In his thunder-stealing recap of last week's show
, because its not like he didn't already know that I do this, Kevin (we are fighting - GO BACK INSIDE) covered most of the important points, except for one. The judges, especially Nigel, repeatedly and pointedly calling out Travis Wall's jazz routine for not being jazzy enough. Not only did every judge completely fail to comment on the quality of Ashley's actual performance because they were too busy bitching about the dance being too contemporary-y(?), but Nigel took time out again later in the show after a jazz routine choreographed by Tyce to say, "Thank you Tyce for giving us a real jazz routine" or some such knife-twisting nonsense. Cut to Travis sitting in the audience next to Tyce and mouthing a very lip-readable "God dammit."
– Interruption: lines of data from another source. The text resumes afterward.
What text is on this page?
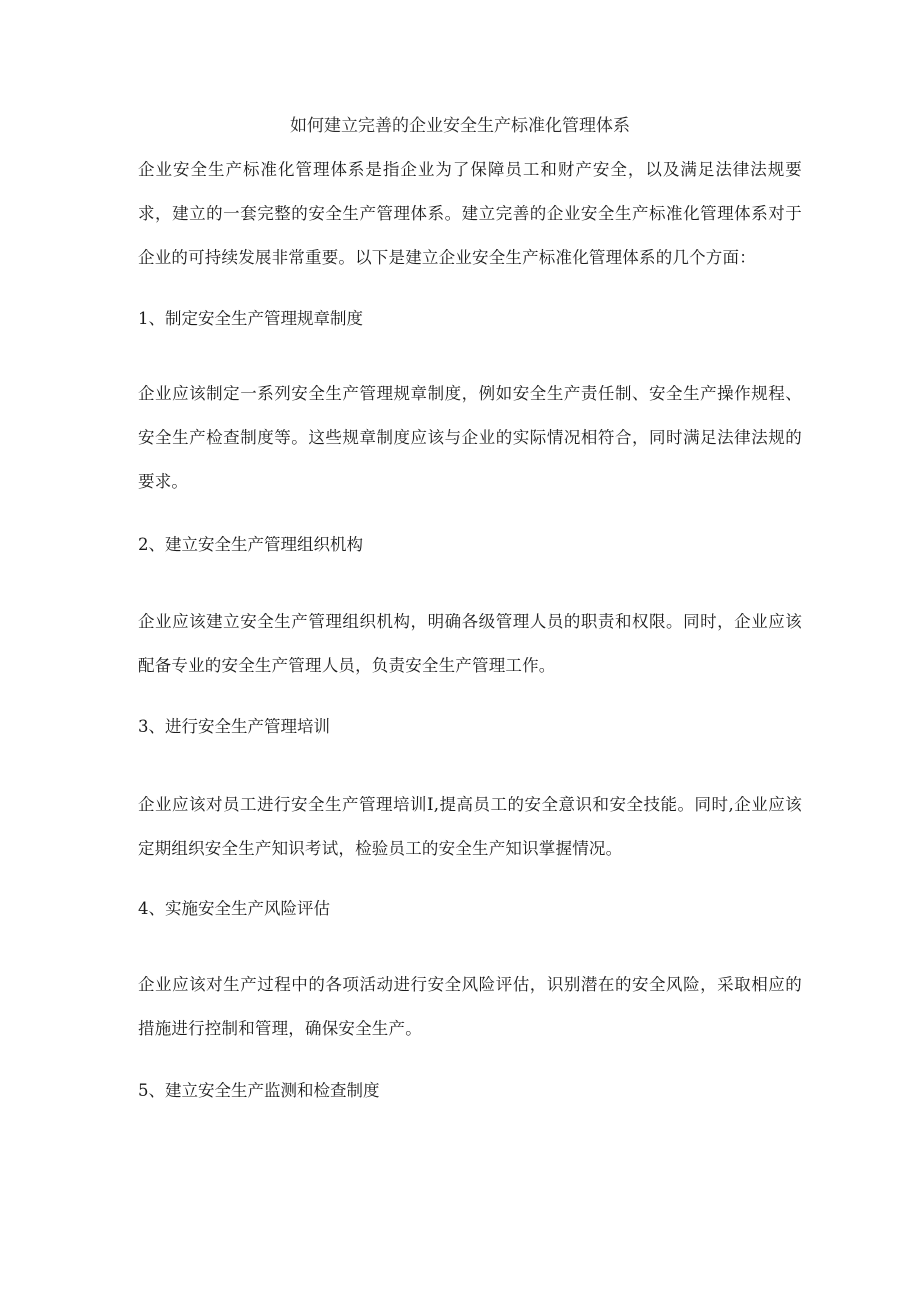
如何建立完善的企业安全生产标准化管理体系

企业安全生产标准化管理体系是指企业为了保障员工和财产安全，以及满足法律法规要求，建立的一套完整的安全生产管理体系。建立完善的企业安全生产标准化管理体系对于企业的可持续发展非常重要。以下是建立企业安全生产标准化管理体系的几个方面：

1、制定安全生产管理规章制度

企业应该制定一系列安全生产管理规章制度，例如安全生产责任制、安全生产操作规程、安全生产检查制度等。这些规章制度应该与企业的实际情况相符合，同时满足法律法规的要求。

2、建立安全生产管理组织机构

企业应该建立安全生产管理组织机构，明确各级管理人员的职责和权限。同时，企业应该配备专业的安全生产管理人员，负责安全生产管理工作。

3、进行安全生产管理培训

企业应该对员工进行安全生产管理培训I,提高员工的安全意识和安全技能。同时,企业应该定期组织安全生产知识考试，检验员工的安全生产知识掌握情况。

4、实施安全生产风险评估

企业应该对生产过程中的各项活动进行安全风险评估，识别潜在的安全风险，采取相应的措施进行控制和管理，确保安全生产。

5、建立安全生产监测和检查制度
Maybe Nigel should go a little easier on Travis next time, considering that, jazz hands or no jazz hands, he's the best choreographer working on the show right now not married to a tiny Asian woman (and Wade Robson has pretty much limited himself to group routines the past few seasons). Maybe Nigel is happy with the latest lame wuss-hop routine that NappyTab churns out, or whatever boring bullshit Tyce throws together in between eyebrow appointments, but Travis routines are among the few that have any chance of being memorable these days. Just sayin.
11. Christina Santana (last week: 10)
I know she technically went out second, but I'm retroactively correcting this injustice and putting her 11th. She should have gone out first. She was awful. Note to aspiring reality TV show contestants: maybe you can wait until the braces come off?
10. Alexie Agdeppa (last week: 11)
9. Adechike Torbert (last week: 9)
Even though the boys and girls aren't dancing with each other, the judges are still going to feel compelled to keep the penis-vagina count as even as possible. That means a penis is going home this week. And that penis is going to be attached to Adechike.
8. Jose Ruiz (last week: 7)
He stays ahead of Adechike because, if that sad excuse for a Bollywood routine didn't put him in the bottom three, I see no reason to expect that he'll be going home anytime soon. But that performance might have been a low point for the show that didn't involve Russian Folk dancing
7. Melinda Sullivan (last week: 8)
Watching her stare at the judges, all facade, dead behind the eyes, while they implored her to try to connect with the audience, it occurred to me: I don't think she has a soul. And even so, I had to put her ahead of Jose.
I must call bullshit on the description of her dance with Ade as well, in which she was dressed up like the Chiquita Banana lady and called "Mother Earth", and he was put in a tank top and called "Mankind". That dance was about the destruction of Earth, but don't pretend that (incredibly dark-skinned) Ade was supposed to be Mankind. He was the oil spill. That was the BP dance.
6. Robert Roldan (last week: 3)
No idea what Robert was doing in the bottom three, but it does not bode well for his chances on the show.
5. Billy Bell (last week: 5)
I actually thought Billy did pretty well with his krumping, despite the judges calling him out for lack of gangster-ness, or warrior-ness, or whatever bullshit they were rolling out with while trying to channel their inner Lil C (and I'd like to think that there is a little Lil C in all of us, wouldn't you?) But I'm still waiting for him to give us a performance worth caring about.
4. Lauren Froderman (last week: 6)
The new hip-hop choreographer (who's name I forget, and am too lazy to look up, sorry) gave her some good moves to work with, and she had great chemistry with her partner Dominic. Really enjoyed that performance. Now let's break this promising couple up for no good reason! Whee season 7!!
3. Alex Wong (last week: 1)
Blame in on Tyce's horrible choreography if you want (why waste Alex's physicality on a small, internalized Broadway routine?) but Alex bombed harder this week than Robert Lewis
(look it up, bitch) . A bump in the road, or is his weakness as a performer finally catching up with him? Stay tuned.
2. Ashley Galvan (last week: 4)
There wasn't lots of discussion of her performance on the show because the judges were too busy ripping into Travis' choreography, and that was a real disservice to Ashley. She was great in a physically demanding piece.
1. Kent Boyd (last week: 2)
Like it or not, but Kent is an unstoppable freight train of naive redneck adorableness. Who is sometimes asked to dance in a gimp harness for some reason.